For well-established models, our (admittedly limited) testing has not revealed much variance between providers in terms of quality. There is some but it's not like we see a couple of providers 'cheating' by secretly quantizing and clearly serving less intelligence versions of the model. We're going to get more systematic about it though and perhaps will uncover some surprises.
However your providers do
I would be interested to know where the claim of the “killer combination” comes from. I would also like to know who the people behind Z.ai are — I haven’t heard of them before. Their plans seem crazy cheap compared to Anthropic, especially if their models actually perform better than Opus.
To be clear, Z.ai are the people who built GLM 4.5, so they're talking up their own product.
But to be fair, GLM 4.5 and GLM 4.5 Air are genuinely good coding models. GLM 4.5 Air costs about 10% of what Claude Sonnet does (when hosted on DeepInfra, at least), and it can perform simple coding tasks quite quickly. I haven't tested GLM 4.5 Air, but it seems to be popular as well.
If you can easily afford all the Claude Code tokens you want, then you'll probably get better results from Sonnet. But if you already know enough programming to work around any issues that arise, the GLM models are quite usable.
But you can't easily run GLM 4.5 Air quickly without professional workstation- or server-grade hardware (RTX 6000 Pro 96GB would be nice), at least not without a serious speed hit.
Still, it's a very interesting sign for the future of open coding models.
This is the data for that claim: https://huggingface.co/datasets/zai-org/CC-Bench-trajectorie...
Maybe it's best for shorter tasks or condensed context?
I find it interesting the number of models latching onto Claude codes harness. I'm still using Cursor for work and personal but tried out open code and Claude for a bit. I just miss having the checkpoints and whatnot.

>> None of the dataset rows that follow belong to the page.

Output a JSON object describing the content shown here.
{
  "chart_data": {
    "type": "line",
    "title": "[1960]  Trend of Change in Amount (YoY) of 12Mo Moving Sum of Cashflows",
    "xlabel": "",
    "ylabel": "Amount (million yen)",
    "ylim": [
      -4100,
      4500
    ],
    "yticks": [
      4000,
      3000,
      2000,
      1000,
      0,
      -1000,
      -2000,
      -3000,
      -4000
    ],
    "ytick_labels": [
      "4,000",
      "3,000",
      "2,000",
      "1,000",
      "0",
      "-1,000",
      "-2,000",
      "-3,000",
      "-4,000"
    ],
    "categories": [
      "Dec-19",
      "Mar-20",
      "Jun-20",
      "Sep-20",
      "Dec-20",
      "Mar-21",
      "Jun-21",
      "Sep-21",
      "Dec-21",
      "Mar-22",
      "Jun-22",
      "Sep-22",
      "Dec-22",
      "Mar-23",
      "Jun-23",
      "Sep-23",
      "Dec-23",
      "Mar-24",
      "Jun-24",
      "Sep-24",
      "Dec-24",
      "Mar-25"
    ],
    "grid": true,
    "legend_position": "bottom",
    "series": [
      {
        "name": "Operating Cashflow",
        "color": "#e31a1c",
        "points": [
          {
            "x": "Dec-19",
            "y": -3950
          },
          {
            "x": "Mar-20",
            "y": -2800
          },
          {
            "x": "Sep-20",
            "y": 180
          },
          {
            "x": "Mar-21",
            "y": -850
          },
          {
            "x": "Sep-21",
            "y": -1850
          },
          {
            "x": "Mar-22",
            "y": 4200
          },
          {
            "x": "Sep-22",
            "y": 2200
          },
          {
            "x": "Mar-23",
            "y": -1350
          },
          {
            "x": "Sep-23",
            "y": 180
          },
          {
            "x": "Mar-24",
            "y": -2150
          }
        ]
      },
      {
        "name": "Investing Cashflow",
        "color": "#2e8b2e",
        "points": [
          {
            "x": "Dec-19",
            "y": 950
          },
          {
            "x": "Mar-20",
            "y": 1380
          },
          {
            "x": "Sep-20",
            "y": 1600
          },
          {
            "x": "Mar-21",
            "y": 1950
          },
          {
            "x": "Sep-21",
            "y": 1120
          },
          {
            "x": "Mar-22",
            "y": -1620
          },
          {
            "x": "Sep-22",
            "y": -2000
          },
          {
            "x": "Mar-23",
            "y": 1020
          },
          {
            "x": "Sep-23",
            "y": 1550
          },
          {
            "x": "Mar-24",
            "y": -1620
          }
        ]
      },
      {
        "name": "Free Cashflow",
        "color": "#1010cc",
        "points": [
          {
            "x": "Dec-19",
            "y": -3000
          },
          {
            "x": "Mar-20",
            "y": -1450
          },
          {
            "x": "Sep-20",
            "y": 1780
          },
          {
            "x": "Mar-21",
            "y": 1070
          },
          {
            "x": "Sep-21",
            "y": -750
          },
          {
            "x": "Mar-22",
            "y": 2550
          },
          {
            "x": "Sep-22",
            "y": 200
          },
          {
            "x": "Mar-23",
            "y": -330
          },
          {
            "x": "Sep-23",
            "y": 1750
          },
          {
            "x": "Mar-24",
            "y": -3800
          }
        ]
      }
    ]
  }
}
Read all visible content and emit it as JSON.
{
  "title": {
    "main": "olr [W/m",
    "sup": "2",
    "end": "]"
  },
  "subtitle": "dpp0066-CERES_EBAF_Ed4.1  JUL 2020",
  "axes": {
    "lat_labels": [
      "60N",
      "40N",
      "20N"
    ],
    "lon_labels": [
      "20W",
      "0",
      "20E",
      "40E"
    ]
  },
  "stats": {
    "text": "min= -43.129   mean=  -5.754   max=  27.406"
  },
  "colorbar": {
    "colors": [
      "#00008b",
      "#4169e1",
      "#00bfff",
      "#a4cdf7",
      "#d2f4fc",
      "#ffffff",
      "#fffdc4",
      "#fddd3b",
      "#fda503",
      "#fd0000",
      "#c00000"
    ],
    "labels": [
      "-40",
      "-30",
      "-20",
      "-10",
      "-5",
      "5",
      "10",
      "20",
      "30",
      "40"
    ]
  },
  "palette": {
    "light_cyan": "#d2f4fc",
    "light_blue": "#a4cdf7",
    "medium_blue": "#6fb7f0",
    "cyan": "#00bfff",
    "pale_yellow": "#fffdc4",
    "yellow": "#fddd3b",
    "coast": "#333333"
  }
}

I think this is why many people have concerns about AI. This group can't express neutral ideas. They have to hype about a simple official documentation page.
Also fascinating how they solved the issue that Claude expects a 200+k token model while GLM 4.5 has 128k.
> GLM-4.5 and GLM-4.5-Air are our latest flagship models
Maybe it is great, but with a conflict of interest so obvious I can't exactly take their word for it.
My issue was with an article being posted with a title saying how amazing two things are together (making it seem like it was somehow an independent review), when it was actually just a marketing post by one of the companies.
This is quite nice. Will try it out a bit longer over the weekend. I tested it using Claude Code with env variables overrides.